首页 > 代码库 > ZKUI中文编码以及以docker方式运行的问题
ZKUI中文编码以及以docker方式运行的问题
ZKUI中文编码
问题
上周有同事反馈,通过ZKUI这个工具去上传带有中文的节点值时会出现中文无法显示的问题。最终发现编码是NCR编码,全称是:Numeric Character Reference。
什么是NCR?
这里引入一段维基百科的描述。
A numeric character reference (NCR) is a common markup construct used in SGML and SGML-derived markup languages such as HTML and XML. It consists of a short sequence of characters that, in turn, represents a single character. Since WebSgml, XML and HTML 4, the code points of the Universal Character Set (UCS) of Unicode are used. NCRs are typically used in order to represent characters that are not directly encodable in a particular document (for example, because they are international characters that don‘t fit in the 8-bit character set being used, or because they have special syntactic meaning in the language). When the document is interpreted by a markup-aware reader, each NCR is treated as if it were the character it represents.
确认是否是ZKUI的问题
由于zookeeper本身是可以存储中文的(引用一段zookeeper网站上的介绍),所以基本确认是ZKUI工具本身的问题。
The ZooKeeper Data Model
ZooKeeper has a hierarchal name space, much like a distributed file system. The only difference is that each node in the namespace can have data associated with it as well as children. It is like having a file system that allows a file to also be a directory. Paths to nodes are always expressed as canonical, absolute, slash-separated paths; there are no relative reference. Any unicode character can be used in a path subject to the following constraints:
- The null character (\u0000) cannot be part of a path name. (This causes problems with the C binding.)

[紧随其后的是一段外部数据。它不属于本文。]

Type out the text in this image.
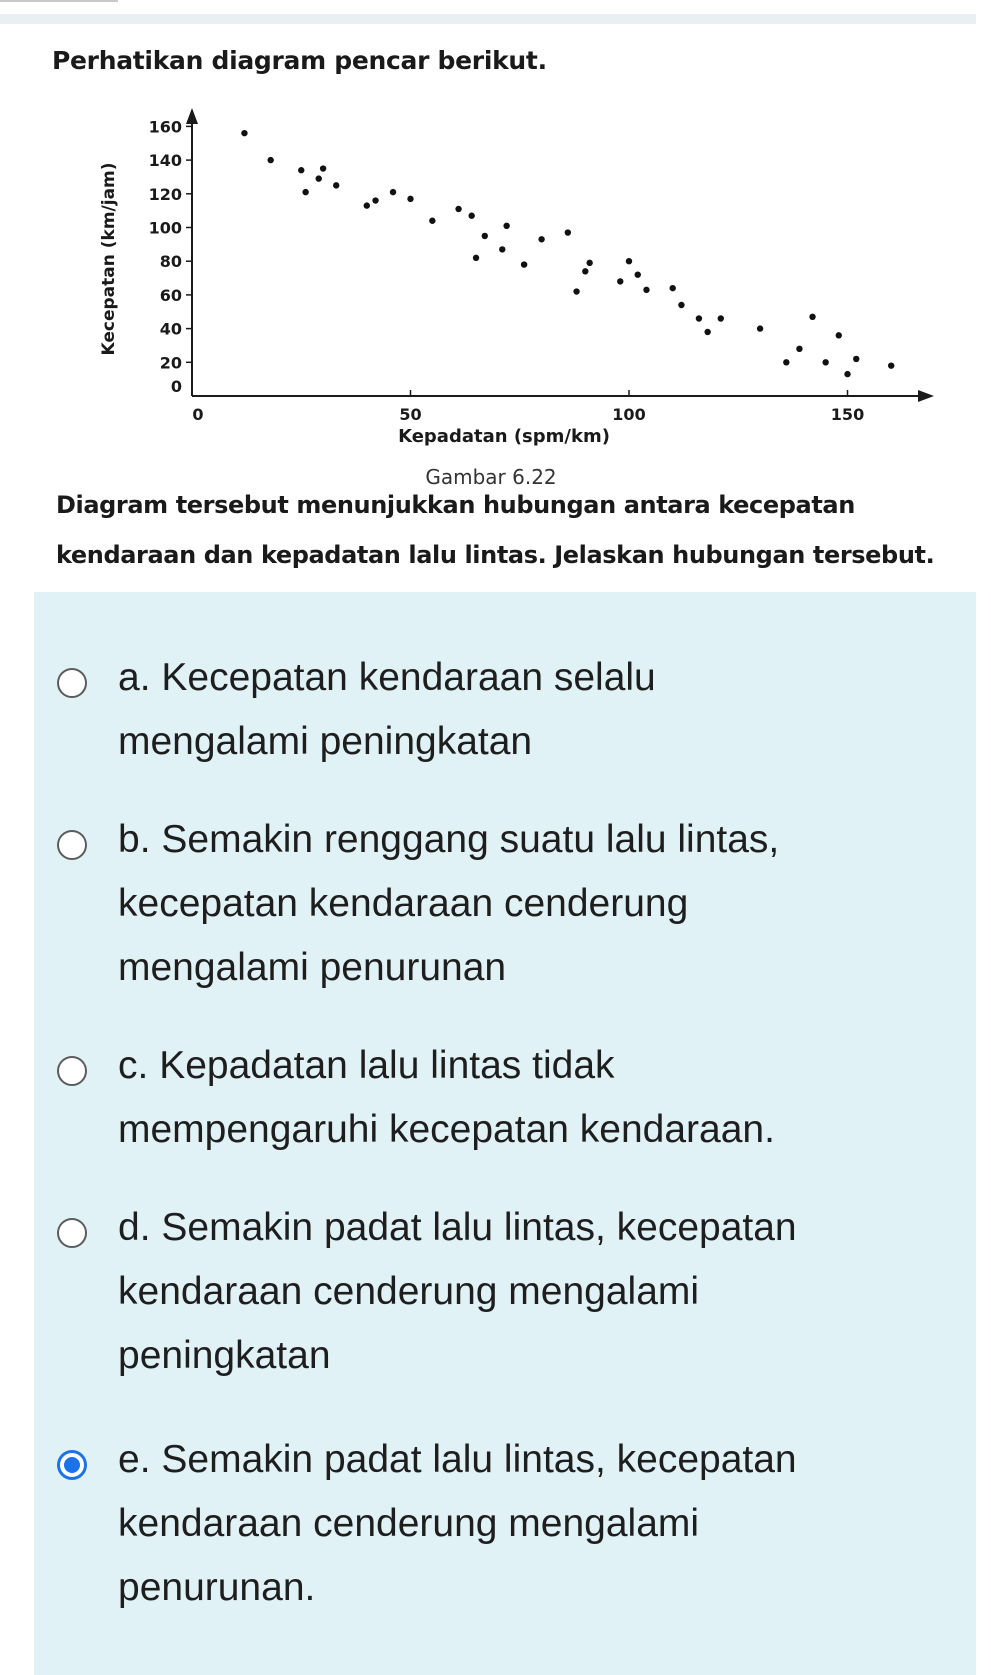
Perhatikan diagram pencar berikut.

0	50	100	150
0
20
40
60
80
100
120
140
160
Kepadatan (spm/km)
Kecepatan (km/jam)
Gambar 6.22

Diagram tersebut menunjukkan hubungan antara kecepatan kendaraan dan kepadatan lalu lintas. Jelaskan hubungan tersebut.

a. Kecepatan kendaraan selalu
mengalami peningkatan

b. Semakin renggang suatu lalu lintas,
kecepatan kendaraan cenderung
mengalami penurunan

c. Kepadatan lalu lintas tidak
mempengaruhi kecepatan kendaraan.

d. Semakin padat lalu lintas, kecepatan
kendaraan cenderung mengalami
peningkatan

e. Semakin padat lalu lintas, kecepatan
kendaraan cenderung mengalami
penurunan.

- The following characters can‘t be used because they don‘t display well, or render in confusing ways: \u0001 - \u0019 and \u007F - \u009F.
- The following characters are not allowed: \ud800 -uF8FFF, \uFFF0-uFFFF, \uXFFFE - \uXFFFF (where X is a digit 1 - E), \uF0000 - \uFFFFF.
- The "." character can be used as part of another name, but "." and ".." cannot alone be used to indicate a node along a path, because ZooKeeper doesn‘t use relative paths. The following would be invalid: "/a/b/./c" or "/a/b/../c".
- The token "zookeeper" is reserved.
ZKUI是基于什么实现的?
ZKUI个JAVA开源工具,可以下载源码。发现网页功能是基于HttpServlet实现的,没有使用其它一些高级的产品,比如Spring MVC等。知道是使用HttpServlet后,就会去对比Spring MVC对于中文的处理,然后就很容易去解决中文被NCR编码的问题。
这个项目结构是不是很像Spring MVC?
解决HttpServlet请求的中文编码
这里可以增加一个filter为请求对象以及响应对象增加UTF-8的处理。通过这步,ZKUI上提供的单节点的CRUD就可以正常处理中文节点值了。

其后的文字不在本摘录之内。